By Daniel Kelley
PHILADELPHIA (Reuters) - Two girls suspended from a U.S. school for refusing to remove "I (heart sign) Boobies!" bracelets supporting breast cancer awareness said on Tuesday they feel vindicated by a U.S. appeals court decision that says their free speech rights were violated.
"It's definitely exciting to know we did something important," said Brianna Hawk, who was an eighth grader at the eastern Pennsylvania public school when she took action that would lead to Monday's decision by the 3rd Circuit Court of Appeals.
"We finally made a point that the bracelet isn't that bad," said Kayla Martinez, who was a seventh grader at the time at Easton Area Middle School.
The opinion began three years ago, when the girls started wearing the bracelets stating "I (heart sign) Boobies! (KEEP A BREAST)." The bracelets came from an organization that wanted to open a dialog about body image and breast cancer.
School administrators, however, worried that the bracelets were an unneeded invitation to middle school boys to make lewd comments and banned them.
A battle over the bracelets made it all the way to the full appeals court, which ruled the school district cannot ban them, citing their right to free speech.
Lawyers for the school district did not return calls and emails for comment.
The school district, joined by the Pennsylvania Association of School Boards argued that allowing the bracelets would open the door to a parade of other, more vulgar slogans with seemingly political or social statements.

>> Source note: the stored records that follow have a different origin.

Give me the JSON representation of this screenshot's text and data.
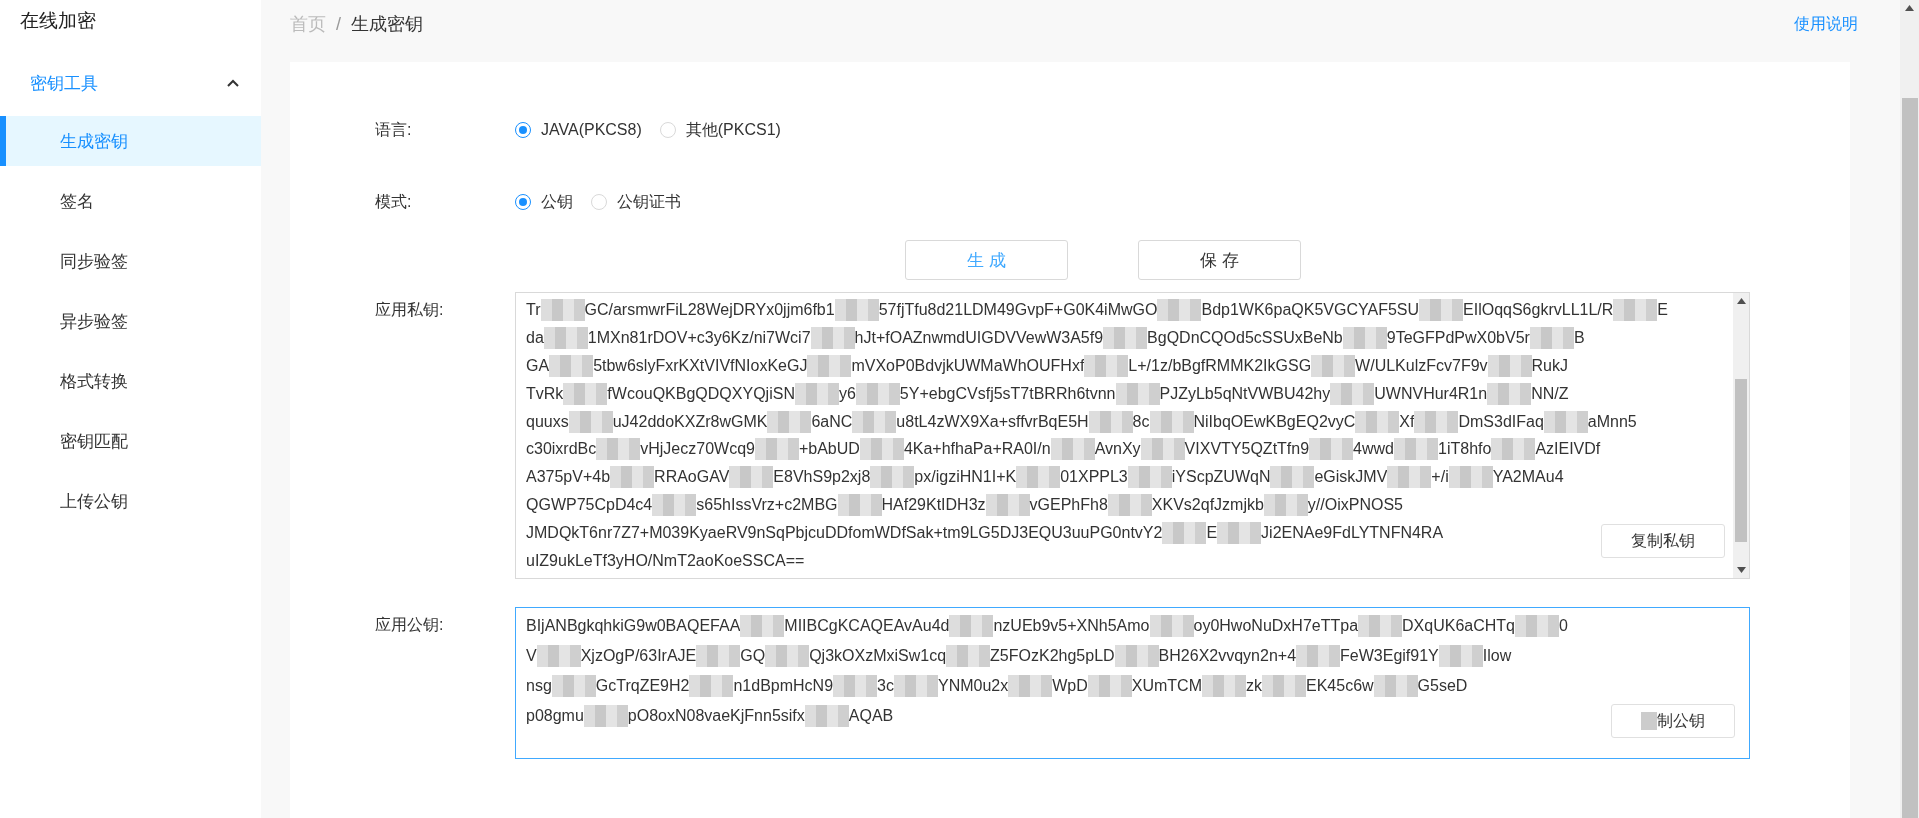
{
  "sidebar": {
    "title": "在线加密",
    "groups": [
      {
        "label": "密钥工具",
        "expanded": true,
        "items": [
          {
            "label": "生成密钥",
            "selected": true
          },
          {
            "label": "签名",
            "selected": false
          },
          {
            "label": "同步验签",
            "selected": false
          },
          {
            "label": "异步验签",
            "selected": false
          },
          {
            "label": "格式转换",
            "selected": false
          },
          {
            "label": "密钥匹配",
            "selected": false
          },
          {
            "label": "上传公钥",
            "selected": false
          }
        ]
      }
    ]
  },
  "breadcrumb": {
    "items": [
      {
        "label": "首页",
        "current": false
      },
      {
        "label": "生成密钥",
        "current": true
      }
    ],
    "separator": "/"
  },
  "help_link": "使用说明",
  "form": {
    "rows": [
      {
        "label": "语言:",
        "options": [
          {
            "label": "JAVA(PKCS8)",
            "selected": true
          },
          {
            "label": "其他(PKCS1)",
            "selected": false
          }
        ]
      },
      {
        "label": "模式:",
        "options": [
          {
            "label": "公钥",
            "selected": true
          },
          {
            "label": "公钥证书",
            "selected": false
          }
        ]
      }
    ],
    "buttons": [
      {
        "label": "生 成",
        "kind": "primary"
      },
      {
        "label": "保 存",
        "kind": "default"
      }
    ],
    "keys": [
      {
        "label": "应用私钥:",
        "focused": false,
        "scrollbar": true,
        "copy_button": {
          "label": "复制私钥",
          "covered_start": false
        },
        "lines": [
          [
            "Tr",
            "GC/arsmwrFiL28WejDRYx0jjm6fb1",
            "57fjTfu8d21LDM49GvpF+G0K4iMwGO",
            "Bdp1WK6paQK5VGCYAF5SU",
            "EIlOqqS6gkrvLL1L/R",
            "E"
          ],
          [
            "da",
            "1MXn81rDOV+c3y6Kz/ni7Wci7",
            "hJt+fOAZnwmdUIGDVVewW3A5f9",
            "BgQDnCQOd5cSSUxBeNb",
            "9TeGFPdPwX0bV5r",
            "B"
          ],
          [
            "GA",
            "5tbw6slyFxrKXtVIVfNIoxKeGJ",
            "mVXoP0BdvjkUWMaWhOUFHxf",
            "L+/1z/bBgfRMMK2IkGSG",
            "W/ULKulzFcv7F9v",
            "RukJ"
          ],
          [
            "TvRk",
            "fWcouQKBgQDQXYQjiSN",
            "y6",
            "5Y+ebgCVsfj5sT7tBRRh6tvnn",
            "PJZyLb5qNtVWBU42hy",
            "UWNVHur4R1n",
            "NN/Z"
          ],
          [
            "quuxs",
            "uJ42ddoKXZr8wGMK",
            "6aNC",
            "u8tL4zWX9Xa+sffvrBqE5H",
            "8c",
            "NiIbqOEwKBgEQ2vyC",
            "Xf",
            "DmS3dIFaq",
            "aMnn5"
          ],
          [
            "c30ixrdBc",
            "vHjJecz70Wcq9",
            "+bAbUD",
            "4Ka+hfhaPa+RA0I/n",
            "AvnXy",
            "VIXVTY5QZtTfn9",
            "4wwd",
            "1iT8hfo",
            "AzIEIVDf"
          ],
          [
            "A375pV+4b",
            "RRAoGAV",
            "E8VhS9p2xj8",
            "px/igziHN1I+K",
            "01XPPL3",
            "iYScpZUWqN",
            "eGiskJMV",
            "+/i",
            "YA2MAu4"
          ],
          [
            "QGWP75CpD4c4",
            "s65hIssVrz+c2MBG",
            "HAf29KtIDH3z",
            "vGEPhFh8",
            "XKVs2qfJzmjkb",
            "y//OixPNOS5"
          ],
          [
            "JMDQkT6nr7Z7+M039KyaeRV9nSqPbjcuDDfomWDfSak+tm9LG5DJ3EQU3uuPG0ntvY2",
            "E",
            "Ji2ENAe9FdLYTNFN4RA"
          ],
          [
            "uIZ9ukLeTf3yHO/NmT2aoKoeSSCA=="
          ]
        ]
      },
      {
        "label": "应用公钥:",
        "focused": true,
        "scrollbar": false,
        "copy_button": {
          "label": "制公钥",
          "covered_start": true
        },
        "lines": [
          [
            "BIjANBgkqhkiG9w0BAQEFAA",
            "MIIBCgKCAQEAvAu4d",
            "nzUEb9v5+XNh5Amo",
            "oy0HwoNuDxH7eTTpa",
            "DXqUK6aCHTq",
            "0"
          ],
          [
            "V",
            "XjzOgP/63IrAJE",
            "GQ",
            "Qj3kOXzMxiSw1cq",
            "Z5FOzK2hg5pLD",
            "BH26X2vvqyn2n+4",
            "FeW3Egif91Y",
            "Ilow"
          ],
          [
            "nsg",
            "GcTrqZE9H2",
            "n1dBpmHcN9",
            "3c",
            "YNM0u2x",
            "WpD",
            "XUmTCM",
            "zk",
            "EK45c6w",
            "G5seD"
          ],
          [
            "p08gmu",
            "pO8oxN08vaeKjFnn5sifx",
            "AQAB"
          ]
        ]
      }
    ]
  }
}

They said these included a t-shirt that reads "Save the ta-tas" (another breast cancer group), an advertisement for testicular cancer research that reads "balls" and one for human Papillomaviruses that says "I (heart sign) va jay jays," according to court papers filed by the association.
The court found that helping students navigate these questions falls within the school's duty to train them as citizens.
"Schools cannot avoid teaching citizens-in-training how to appropriately navigate the 'marketplace of ideas.' Just because letting in one idea might invite even more difficult judgment calls about other ideas cannot justify suppressing speech of genuine social value," the court said.